You may need to update your OpenLDAP SSL certificate, as well as the CA certificate and signing key on a regular basis. I ran into an issue that was ultimately resolved by doing that.
Connections to an OpenLDAP server I administer stopped working with this error:
ldap_sasl_bind(SIMPLE): Can't contact LDAP server (-1)
The server itself was up and the relevant ports were accessible. In fact, unencrypted LDAP continued to work while LDAPS saw the error above.
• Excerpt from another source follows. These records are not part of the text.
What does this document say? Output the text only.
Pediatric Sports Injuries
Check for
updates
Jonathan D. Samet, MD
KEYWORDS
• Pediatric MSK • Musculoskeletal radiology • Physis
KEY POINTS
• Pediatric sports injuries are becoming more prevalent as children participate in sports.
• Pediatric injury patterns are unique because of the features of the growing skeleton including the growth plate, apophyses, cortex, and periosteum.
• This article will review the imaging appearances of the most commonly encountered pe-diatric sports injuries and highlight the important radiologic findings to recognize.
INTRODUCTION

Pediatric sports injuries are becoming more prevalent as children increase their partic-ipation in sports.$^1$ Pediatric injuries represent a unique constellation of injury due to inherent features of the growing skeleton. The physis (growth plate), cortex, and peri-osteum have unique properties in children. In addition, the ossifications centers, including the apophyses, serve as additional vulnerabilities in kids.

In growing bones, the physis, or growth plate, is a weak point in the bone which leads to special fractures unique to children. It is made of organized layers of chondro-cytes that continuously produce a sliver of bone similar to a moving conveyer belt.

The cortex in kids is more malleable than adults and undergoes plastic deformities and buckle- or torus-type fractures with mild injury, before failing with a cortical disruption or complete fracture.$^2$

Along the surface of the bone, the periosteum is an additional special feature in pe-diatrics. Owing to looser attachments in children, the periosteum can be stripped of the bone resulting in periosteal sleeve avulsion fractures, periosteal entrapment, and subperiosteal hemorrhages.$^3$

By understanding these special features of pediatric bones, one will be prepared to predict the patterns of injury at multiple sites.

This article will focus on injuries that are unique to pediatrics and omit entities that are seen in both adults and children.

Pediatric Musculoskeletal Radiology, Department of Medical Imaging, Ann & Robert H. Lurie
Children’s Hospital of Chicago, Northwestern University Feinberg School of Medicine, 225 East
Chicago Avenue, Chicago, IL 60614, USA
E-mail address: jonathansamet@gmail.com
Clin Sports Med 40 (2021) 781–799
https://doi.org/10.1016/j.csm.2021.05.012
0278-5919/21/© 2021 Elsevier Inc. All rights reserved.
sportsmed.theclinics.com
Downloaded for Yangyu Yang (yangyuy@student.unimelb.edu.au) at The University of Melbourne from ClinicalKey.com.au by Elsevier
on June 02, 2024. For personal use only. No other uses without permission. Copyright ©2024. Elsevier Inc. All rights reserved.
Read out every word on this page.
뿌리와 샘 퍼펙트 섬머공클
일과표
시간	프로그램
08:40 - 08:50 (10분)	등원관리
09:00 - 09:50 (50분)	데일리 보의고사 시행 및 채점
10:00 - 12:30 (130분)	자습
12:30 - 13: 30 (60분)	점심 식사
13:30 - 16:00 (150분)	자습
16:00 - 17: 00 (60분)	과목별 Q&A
I restarted slapd with -d 255 flag (-d 8 is sufficient for this error) and started seeing this error:
TLS: error: could not initialize moznss security context - error -5925:The one-time function was previously called and failed. Its error code is no longer available TLS: can't create ssl handle.
At the start of the log, I saw several related errors including this one:
... is not valid - error -8181:Peer's Certificate has expired..
Ultimately this meant that I had to replace not just my certificate but also the CA certificate and the signing key in OpenLDAP’s moznss database. I believe my CA’s certificate had to be replaced because of the SHA1 retirement last year.
The steps I had to follow were surprisingly involved and undocumented:
- Upload the new certificates to /etc/openldap/ssl
- cd /etc/openldap/certs
- List the existing certificates in the database:
certutil -L -d .
- Remove the existing certs:
certutil -D -d . -n "OpenLDAP Server"
certutil -D -d . -n "My CA Certificate"
- Load the new OpenLDAP SSL certificate and CA certificate:
certutil -A -n "OpenLDAP Server" -t CTu,u,u -d . -a -i ../ssl/my_certificate.bundle.crt
certutil -A -n "My CA Certificate" -t CT,C,c -d . -a -i ../ssl/my_CA_certificate.intermediate.crt
certutil -L -d .
- Convert the key to pkcs12 format:
openssl pkcs12 -export -out ../ssl/my_certificate.key.pkcs12 -inkey ../ssl/my_certificate.key -in ../ssl/my_certificate.bundle.crt -certfile ../ssl/my_CA_certificate.intermediate.crt
pk12util -i ../ssl/my_certificate.key.pkcs12 -d .
# Database password is in /etc/openssl/certs/password
# Key password is what you set above
service slapd restart
I hope that’s enough to help anyone facing the same problem on CentOS, RHEL, Fedora, and possibly other distros.